The article details a WiMAX demo conducted by Intel that, uh, didn’t use WiMAX. Sort of like Microsoft using Apple computers simulateate the next generation X-Box, but I digress.

Here are a couple of relevant paragraphs:

For the past two years, the nascent WiMax technology has been something of a broadband media darling, promising versions that would offer both a last-mile substitution for a land-line Internet connection and a muscled-up version of Wi-Fi.

But now, even WiMax proponents are saying fixed-wireless flavors of the technology are best suited for Third World countries rather than the United States. As for the much-hyped mobile version of WiMax, there is still no standard, and, by the time products appear, it will face stiff competition from emerging third-generation cellular technologies.

Let’s make clear what we’re talking about here: WiMAX and these next generation wireless technologies are alternatives to DSL service! DSL! That is, speeds in the hundreds of kilobits per second.

Then there’s this quote:

“My hope for WiMax relates to rural areas,” said Kevin Wilson, product line manager for desktop hardware at Duke Energy Corp., in Charlotte, N.C., and an eWEEK Corporate Partner. “I have personally talked to a half-dozen people in my company that live out of reach of DSL [and] cable and are searching for connections to work from home.”

Then, there’s this quote Daniel Ellis, chief technology officer of PenTeleData, an ISP in Palmerton, PA, describing a recent WiMax presentation given by Intel in Pennsylvania :

“The presentation made it fairly clear that WiMax’s strong points for service providers were in areas that lacked existing broadband access—developing countries, rural areas that do not have access and cities that have oversubscribed areas where broadband is not available,” Ellis said.

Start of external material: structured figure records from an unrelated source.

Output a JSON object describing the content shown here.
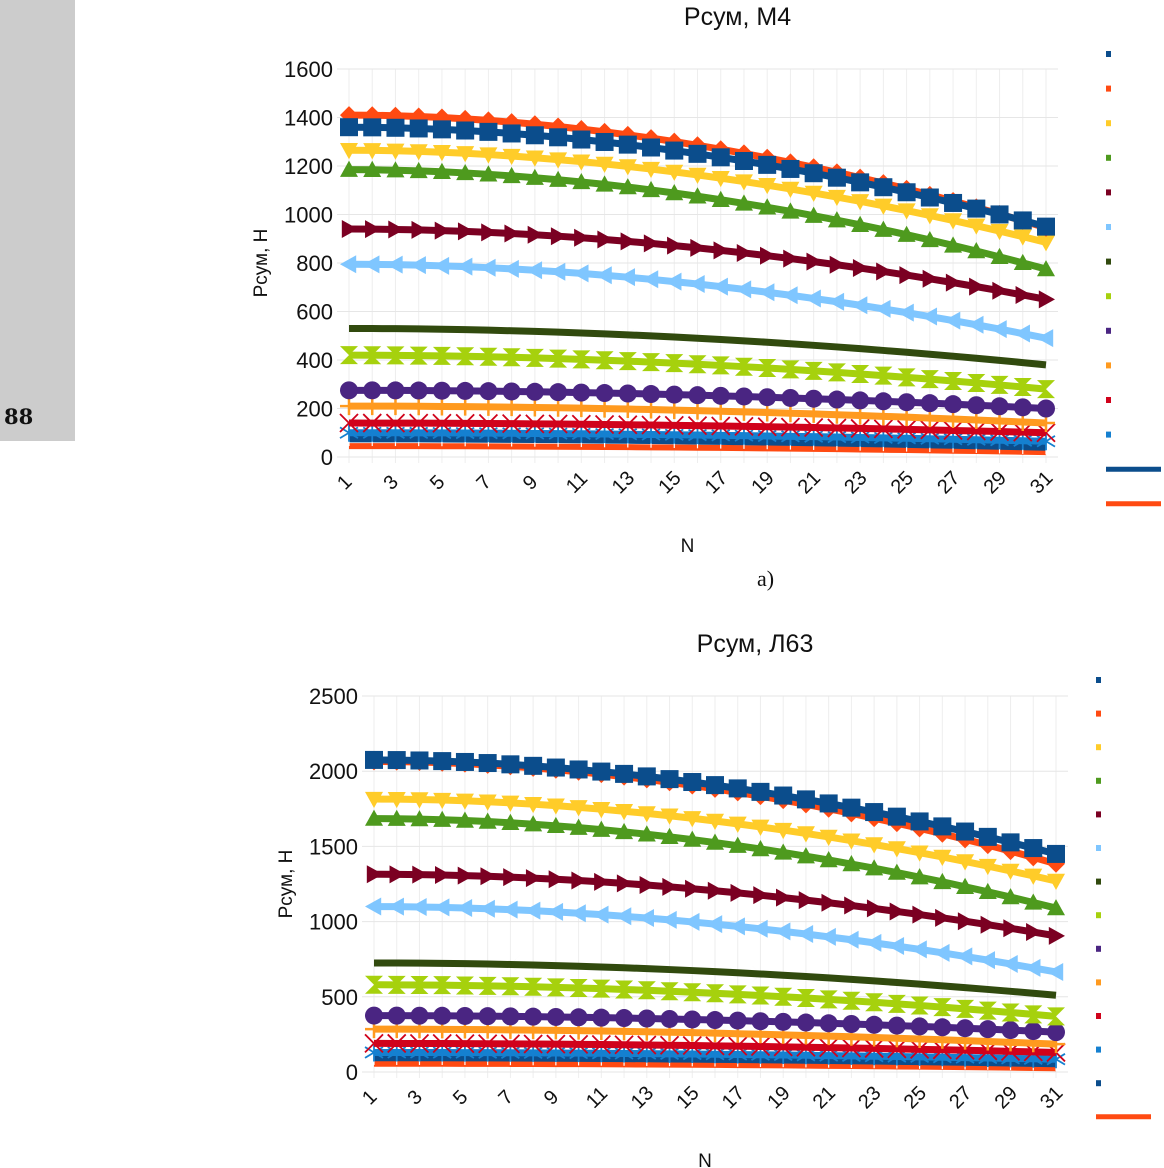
{
  "page": {
    "number": "88",
    "caption_a": "а)"
  },
  "chart_data": [
    {
      "type": "line",
      "title": "Рсум, М4",
      "xlabel": "N",
      "ylabel": "Рсум, Н",
      "ylim": [
        0,
        1600
      ],
      "yticks": [
        "0",
        "200",
        "400",
        "600",
        "800",
        "1000",
        "1200",
        "1400",
        "1600"
      ],
      "x": [
        1,
        2,
        3,
        4,
        5,
        6,
        7,
        8,
        9,
        10,
        11,
        12,
        13,
        14,
        15,
        16,
        17,
        18,
        19,
        20,
        21,
        22,
        23,
        24,
        25,
        26,
        27,
        28,
        29,
        30,
        31
      ],
      "xtick_labels": [
        "1",
        "3",
        "5",
        "7",
        "9",
        "11",
        "13",
        "15",
        "17",
        "19",
        "21",
        "23",
        "25",
        "27",
        "29",
        "31"
      ],
      "grid": true,
      "legend": "right",
      "series": [
        {
          "name": "",
          "color": "#0b4d8c",
          "marker": "square",
          "start": 1360,
          "end": 950
        },
        {
          "name": "",
          "color": "#ff4a12",
          "marker": "diamond",
          "start": 1410,
          "end": 945
        },
        {
          "name": "",
          "color": "#ffcc29",
          "marker": "triangle-down",
          "start": 1265,
          "end": 885
        },
        {
          "name": "",
          "color": "#4e9a1e",
          "marker": "triangle-up",
          "start": 1185,
          "end": 775
        },
        {
          "name": "",
          "color": "#7b0022",
          "marker": "triangle-right",
          "start": 940,
          "end": 650
        },
        {
          "name": "",
          "color": "#7fc6ff",
          "marker": "triangle-left",
          "start": 795,
          "end": 490
        },
        {
          "name": "",
          "color": "#314a0e",
          "marker": "bowtie",
          "start": 530,
          "end": 380
        },
        {
          "name": "",
          "color": "#a6d10d",
          "marker": "hourglass",
          "start": 420,
          "end": 280
        },
        {
          "name": "",
          "color": "#4a2582",
          "marker": "circle",
          "start": 275,
          "end": 200
        },
        {
          "name": "",
          "color": "#ff9a1f",
          "marker": "plus",
          "start": 210,
          "end": 140
        },
        {
          "name": "",
          "color": "#d0021b",
          "marker": "x",
          "start": 140,
          "end": 100
        },
        {
          "name": "",
          "color": "#1580d0",
          "marker": "star",
          "start": 100,
          "end": 65
        },
        {
          "name": "",
          "color": "#0b4d8c",
          "marker": "crosshair",
          "start": 75,
          "end": 40
        },
        {
          "name": "",
          "color": "#ff4a12",
          "marker": "none",
          "start": 45,
          "end": 20
        }
      ]
    },
    {
      "type": "line",
      "title": "Рсум, Л63",
      "xlabel": "N",
      "ylabel": "Рсум, Н",
      "ylim": [
        0,
        2500
      ],
      "yticks": [
        "0",
        "500",
        "1000",
        "1500",
        "2000",
        "2500"
      ],
      "x": [
        1,
        2,
        3,
        4,
        5,
        6,
        7,
        8,
        9,
        10,
        11,
        12,
        13,
        14,
        15,
        16,
        17,
        18,
        19,
        20,
        21,
        22,
        23,
        24,
        25,
        26,
        27,
        28,
        29,
        30,
        31
      ],
      "xtick_labels": [
        "1",
        "3",
        "5",
        "7",
        "9",
        "11",
        "13",
        "15",
        "17",
        "19",
        "21",
        "23",
        "25",
        "27",
        "29",
        "31"
      ],
      "grid": true,
      "legend": "right",
      "series": [
        {
          "name": "",
          "color": "#0b4d8c",
          "marker": "square",
          "start": 2075,
          "end": 1450
        },
        {
          "name": "",
          "color": "#ff4a12",
          "marker": "diamond",
          "start": 2065,
          "end": 1385
        },
        {
          "name": "",
          "color": "#ffcc29",
          "marker": "triangle-down",
          "start": 1815,
          "end": 1270
        },
        {
          "name": "",
          "color": "#4e9a1e",
          "marker": "triangle-up",
          "start": 1685,
          "end": 1090
        },
        {
          "name": "",
          "color": "#7b0022",
          "marker": "triangle-right",
          "start": 1315,
          "end": 905
        },
        {
          "name": "",
          "color": "#7fc6ff",
          "marker": "triangle-left",
          "start": 1100,
          "end": 665
        },
        {
          "name": "",
          "color": "#314a0e",
          "marker": "bowtie",
          "start": 725,
          "end": 510
        },
        {
          "name": "",
          "color": "#a6d10d",
          "marker": "hourglass",
          "start": 580,
          "end": 370
        },
        {
          "name": "",
          "color": "#4a2582",
          "marker": "circle",
          "start": 375,
          "end": 265
        },
        {
          "name": "",
          "color": "#ff9a1f",
          "marker": "plus",
          "start": 285,
          "end": 185
        },
        {
          "name": "",
          "color": "#d0021b",
          "marker": "x",
          "start": 190,
          "end": 130
        },
        {
          "name": "",
          "color": "#1580d0",
          "marker": "star",
          "start": 130,
          "end": 85
        },
        {
          "name": "",
          "color": "#0b4d8c",
          "marker": "crosshair",
          "start": 95,
          "end": 55
        },
        {
          "name": "",
          "color": "#ff4a12",
          "marker": "none",
          "start": 55,
          "end": 25
        }
      ]
    }
  ]
}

It’s easy to see why the Sock Puppets are so enamored with this technology — because DSL speed network connectivity is currently offered by the incumbents and, as experience has shown, the ideological blinders that the Sock Puppets wear (their version of Mouse Ears?) require them to say that inferior, higher-priced services of incumbents are far superior to anything that community-owned LUS might propose.

By the way, one way to tell the difference between a Sock Puppet and an employees of the incumbents is that the employees will tell you that inferior, higher-priced services are the “functional equivalent” of (not superior to) the fiber network we’ll have the opportunity to give LUS the permission to build.

A delusion by any other name is still a delusion.

So, let’s step back and examine the thread of thinking guiding those on the far side of this issue.

The Sock Puppets argue that, instead of fiber, Lafayette should deploy a technology better suited for Third World use or for use in rural counties where already inadequate DSL and cable modem services do not reach.

This project and this referendum are about giving Lafayette an economic infrastructure upon which we can grow a new era of prosperity. You can’t get there by mimicking Third World countries.